自分が、フュイアルさんの前で泣いているところを想像してしまう。それじゃまるで、僕があいつに泣きついているみたいじゃないか。
「僕に、フュイアルさんに……助けを求めろって言うの?」
「ああ、そうだよ。あいつの前でお前が泣けば、あいつは」
その男が言い終わらないうちに、僕は、まだ完治していない体から、無理矢理魔力を引き出した。気絶しそうな痛みに耐えて、僕を縛るものを魔法で引きちぎる。
その鎖は、よほど自信のある魔法だったらしい。
僕に鎖をちぎられて、彼は顔色を変えた。
「…………う、嘘だ!! 俺の鎖をっ……ひ、人族程度が千切るなんて……」
まだ怯えているその男を押し退けて、僕は起き上がった。
体に、鎖で傷つけられた後が残っている。それがひどく気持ち悪い。
フュイアルさんじゃない男に押し倒されたことを思い出すから嫌なんだ。
そこまで考えて、ついに僕は、観念した。
もう、認めるしかない。
僕はもう多分、誰のことも好きになんかなれない。フュイアルさんがいる限り。
もう、あの人以外のことを考えられなくなってしまったんだ。だって、寝ても覚めても、考えているのはフュイアルさんのことばかり。
僕の頭に、あの人以外が入る隙なんてないんだ。頭の中、全部フュイアルさんになっちゃったんだから。

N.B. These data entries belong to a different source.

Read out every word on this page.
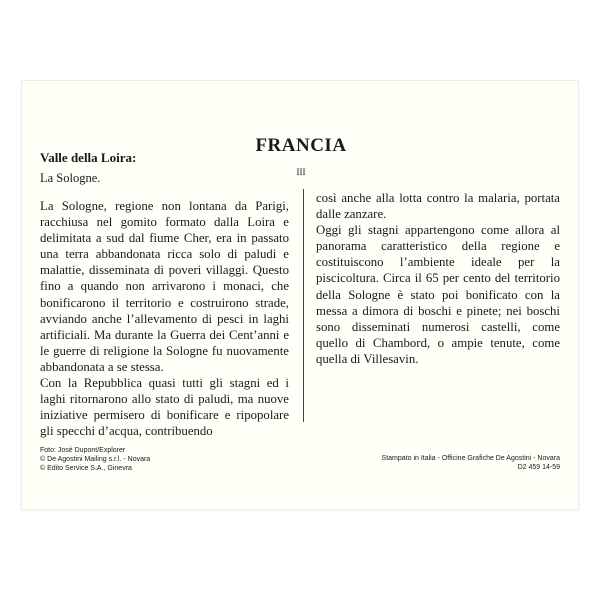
FRANCIA
III
Valle della Loira:
La Sologne.

La Sologne, regione non lontana da Parigi, racchiusa nel gomito formato dalla Loira e delimitata a sud dal fiume Cher, era in passato una terra abbandonata ricca solo di paludi e malattie, disseminata di poveri villaggi. Questo fino a quando non arrivarono i monaci, che bonificarono il territorio e costruirono strade, avviando anche l’allevamento di pesci in laghi artificiali. Ma durante la Guerra dei Cent’anni e le guerre di religione la Sologne fu nuovamente abbandonata a se stessa.

Con la Repubblica quasi tutti gli stagni ed i laghi ritornarono allo stato di paludi, ma nuove iniziative permisero di bonificare e ripopolare gli specchi d’acqua, contribuendo

così anche alla lotta contro la malaria, portata dalle zanzare.

Oggi gli stagni appartengono come allora al panorama caratteristico della regione e costituiscono l’ambiente ideale per la piscicoltura. Circa il 65 per cento del territorio della Sologne è stato poi bonificato con la messa a dimora di boschi e pinete; nei boschi sono disseminati numerosi castelli, come quello di Chambord, o ampie tenute, come quella di Villesavin.

Foto: José Dupont/Explorer
© De Agostini Mailing s.r.l. - Novara
© Edito Service S.A., Ginevra
Stampato in Italia - Officine Grafiche De Agostini - Novara
D2 459 14-59
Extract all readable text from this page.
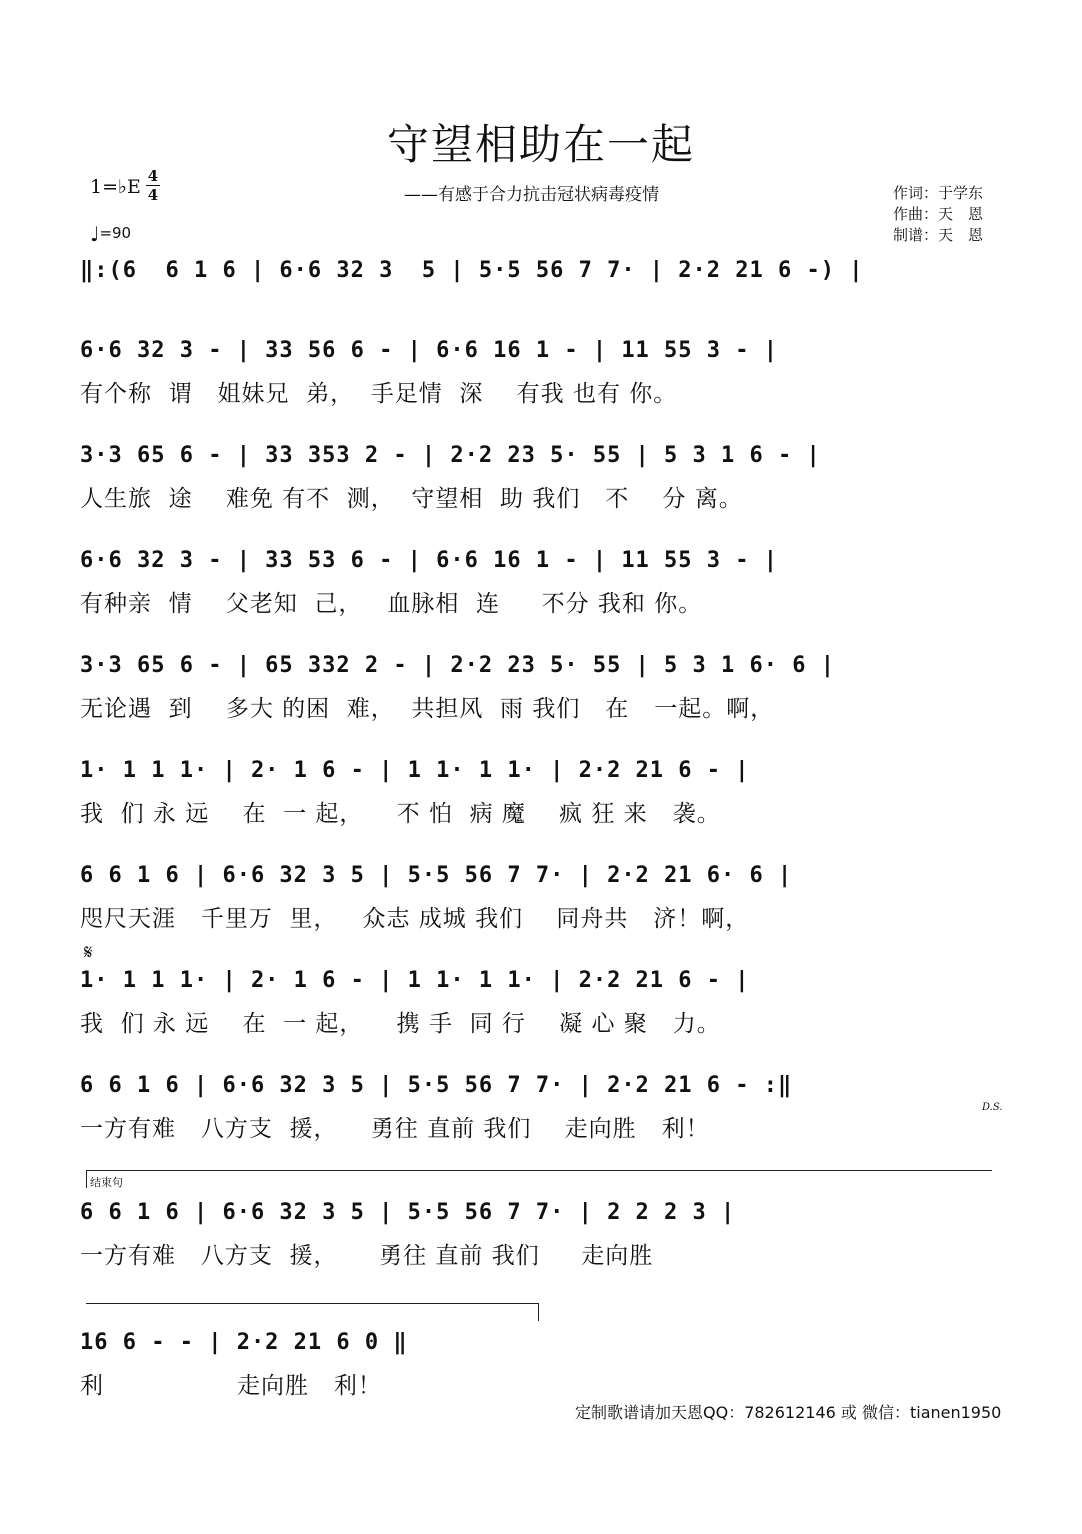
守望相助在一起
——有感于合力抗击冠状病毒疫情	作词：于学东
作曲：天　恩
制谱：天　恩
1=♭E 4
4
♩=90
‖:(6  6 1 6 | 6·6 32 3  5 | 5·5 56 7 7· | 2·2 21 6 -) |
6·6 32 3 - | 33 56 6 - | 6·6 16 1 - | 11 55 3 - |
有个称  谓   姐妹兄  弟，  手足情  深    有我 也有 你。
3·3 65 6 - | 33 353 2 - | 2·2 23 5· 55 | 5 3 1 6 - |
人生旅  途    难免 有不  测，  守望相  助 我们   不    分 离。
6·6 32 3 - | 33 53 6 - | 6·6 16 1 - | 11 55 3 - |
有种亲  情    父老知  己，   血脉相  连     不分 我和 你。
3·3 65 6 - | 65 332 2 - | 2·2 23 5· 55 | 5 3 1 6· 6 |
无论遇  到    多大 的困  难，  共担风  雨 我们   在   一起。啊，
1· 1 1 1· | 2· 1 6 - | 1 1· 1 1· | 2·2 21 6 - |
我  们 永 远    在  一 起，    不 怕  病 魔    疯 狂 来   袭。
6 6 1 6 | 6·6 32 3 5 | 5·5 56 7 7· | 2·2 21 6· 6 |
咫尺天涯   千里万  里，   众志 成城 我们    同舟共   济！啊，
𝄋
1· 1 1 1· | 2· 1 6 - | 1 1· 1 1· | 2·2 21 6 - |
我  们 永 远    在  一 起，    携 手  同 行    凝 心 聚   力。
6 6 1 6 | 6·6 32 3 5 | 5·5 56 7 7· | 2·2 21 6 - :‖
D.S.
一方有难   八方支  援，    勇往 直前 我们    走向胜   利！
结束句
6 6 1 6 | 6·6 32 3 5 | 5·5 56 7 7· | 2 2 2 3 |
一方有难   八方支  援，     勇往 直前 我们     走向胜
16 6 - - | 2·2 21 6 0 ‖
利                走向胜   利！
定制歌谱请加天恩QQ：782612146 或 微信：tianen1950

ぼんやりした頭で、空を見上げる。そこは星空しかなくて、フュイアルさんの姿は見えない。会いたいのに。
「ふゅーーあぁ…………」
微かな声で、その男の名前を呼ぶ。いるはずがないのに。
怒ったエイリョーゾは、僕に向かっていくつも鎖を飛ばしてきた。
「調子に乗るなよっ……!! 人族がっっ!!」
怒鳴るそいつに向かって、構える。まだ完治していない体から魔力を引き出そうとして、ズキズキ痛む。それでも、フュイアルさんの前で、他の男に使われるなんて嫌だ。
覚悟を決めたけど、その時、目の前の男の姿がそばのビルに向かって吹き飛んだ。激しい音がして、その男の体が、ビルにめり込んでいる。
懐かしい声は、僕のすぐ背後から聞こえた。
「トラシュっ!!」
その声と一緒に、僕の体は、力強い腕に抱きしめられた。ぎゅっと強く抱きしめられて、僕はなぜか泣きそうだった。